Alumni Spotlight: Hope Tyson, Class of 2012

Hope Tyson, Class of 2012, graduated with majors in Women’s Studies and Latin American Studies. Learn more about the work Hope is doing today.

Describe your work. How did you get to this point in your professional life?

Hope Tyson
Hope Tyson facilitating on abortion stigma.

When I graduated from UW, I knew I wanted a career focused on gender equity and health. It took a few months, but I got an entry level position at Ipas, a global nonprofit that works to ensure people have access to abortion care. I was in an administrative support role with our global community engagement team, and I got to listen in on a lot of fascinating projects and help document and manage the work. My thoughts were welcomed as I learned more and more, and I eventually moved into a programmatic role doing community engagement and then eventually into leading our human centered design initiative. Now, I focus on supporting our country office staff as they learn about human centered design and use it and other tools to design responsive and effective programs to help people around the world access abortion care.

During my years at Ipas, I also got to see graphic facilitation for the first time and was determined to learn it. I started practicing at work and in my free time and eventually started a business making live visual recordings of events in lots of different sectors. With A Visual Approach, I work with banks, tech companies, engineers, designers, and universities – to name a few! I love getting to visit other sectors, listen deeply to important conversations, and help people move their industries and organizations forward.

Visual example of Hope's graphic facilitation work.
An example of Hope Tyson’s graphic facilitation work.

How does GWS matter in the day to day of your professional life?

GWS is part of how I think and plays a huge role in my professional life. I work in the field of reproductive health and rights, specifically on increasing access to abortion in Africa, Asia, and Latin America. GWS helps me see and make sense of the role of gender and power in everyday life, and those understandings inform my approach to my work every day.
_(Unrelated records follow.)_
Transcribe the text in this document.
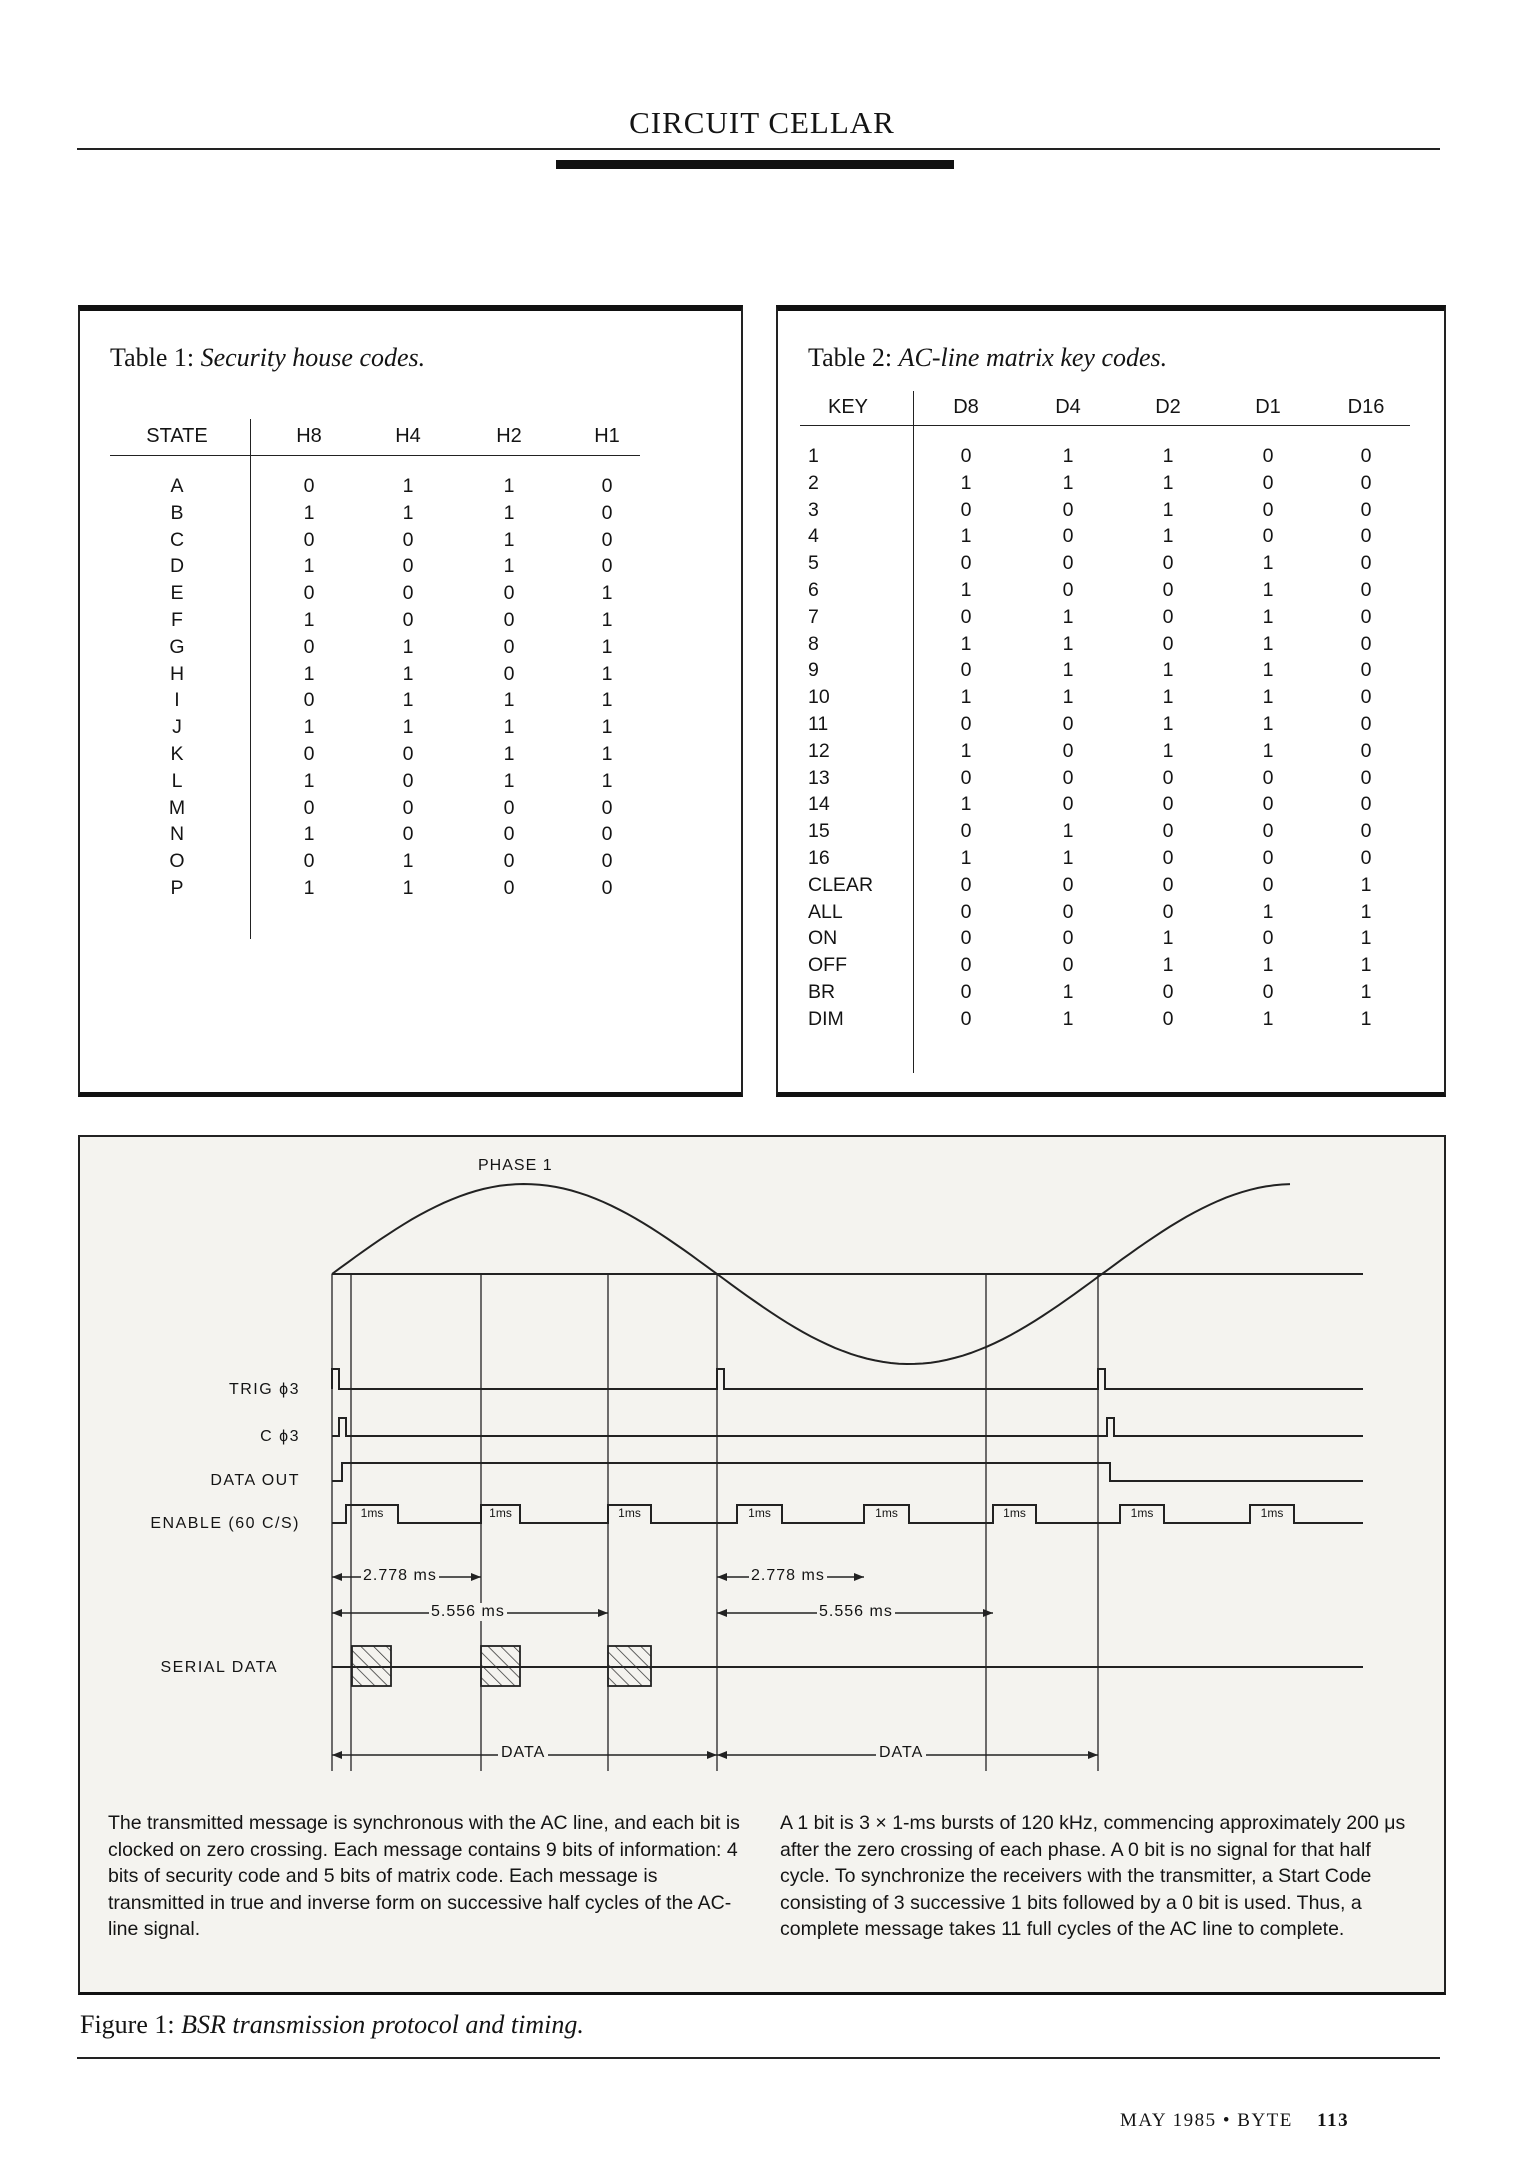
CIRCUIT CELLAR
Table 1: Security house codes.
STATE	H8	H4	H2	H1
A	0	1	1	0
B	1	1	1	0
C	0	0	1	0
D	1	0	1	0
E	0	0	0	1
F	1	0	0	1
G	0	1	0	1
H	1	1	0	1
I	0	1	1	1
J	1	1	1	1
K	0	0	1	1
L	1	0	1	1
M	0	0	0	0
N	1	0	0	0
O	0	1	0	0
P	1	1	0	0
Table 2: AC-line matrix key codes.
KEY	D8	D4	D2	D1	D16
1	0	1	1	0	0
2	1	1	1	0	0
3	0	0	1	0	0
4	1	0	1	0	0
5	0	0	0	1	0
6	1	0	0	1	0
7	0	1	0	1	0
8	1	1	0	1	0
9	0	1	1	1	0
10	1	1	1	1	0
11	0	0	1	1	0
12	1	0	1	1	0
13	0	0	0	0	0
14	1	0	0	0	0
15	0	1	0	0	0
16	1	1	0	0	0
CLEAR	0	0	0	0	1
ALL	0	0	0	1	1
ON	0	0	1	0	1
OFF	0	0	1	1	1
BR	0	1	0	0	1
DIM	0	1	0	1	1
PHASE 1
TRIG ϕ3
C ϕ3
DATA OUT
ENABLE (60 C/S)
SERIAL DATA
1ms	1ms	1ms	1ms	1ms	1ms	1ms	1ms
2.778 ms	2.778 ms
5.556 ms	5.556 ms
DATA	DATA
The transmitted message is synchronous with the AC line, and each bit is clocked on zero crossing. Each message contains 9 bits of information: 4 bits of security code and 5 bits of matrix code. Each message is transmitted in true and inverse form on successive half cycles of the AC-line signal.
A 1 bit is 3 × 1-ms bursts of 120 kHz, commencing approximately 200 μs after the zero crossing of each phase. A 0 bit is no signal for that half cycle. To synchronize the receivers with the transmitter, a Start Code consisting of 3 successive 1 bits followed by a 0 bit is used. Thus, a complete message takes 11 full cycles of the AC line to complete.
Figure 1: BSR transmission protocol and timing.
MAY 1985 • BYTE 113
Gender inequity is one of the root causes of unsafe abortion and lack of reproductive self-determination, and I think about that every day.

Looking back, what undergraduate experiences were most helpful? 

I worked in the violence prevention program at University Health Services as an undergrad, and finding ways to merge my classroom learning about gender and my on-campus job was a powerful source of learning for me. I found opportunities to make my learning real and got a preview of the challenges I would face later on in my field.

Hope Tyson
Hope in a crowd selfie with abortion activists.

What do you remember fondly from the Department of Gender & Women’s Studies?

I loved so many of my GWS classes, but what I remember most fondly was having a group of instructors I admired so much. I was really inspired by my professors and found their writing, intellect, dedication to the subject matter, and excellent teaching motivated me to find the things that I really cared about investigating and exploring and dedicate myself to those particular topics. Chris Garlough’s thoughtful editing of my writing and Keisha Lindsay’s class on Black Feminisms are particular standouts for me, although I quip learnings from my class on “Gender and Language” on a very regular basis and Araceli Alonso’s work on women’s health is obviously a deep inspiration for my work now.

What do wish you could tell your undergraduate self? 

That the people who joked I wouldn’t find a job in my field had no idea what they were talking about – when you care about gender inequity, everything is your field. I can’t imagine having a job where I couldn’t craft a way to push on social norms or gender inequality.

Hope Tyson
Hope Tyson in La Paz.

In what ways does your work match your expectations?

I didn’t imagine that I would get to do work every day that so closely aligns with both my values and interest in the health of women and trans people globally, but I feel very lucky that I get to use my GWS education so directly. Equity, and especially gender equity, is a motivating vision for me and working to help realize it is meaningful even when I feel like I’m working on a small slice of a small slice of the big picture I want to achieve.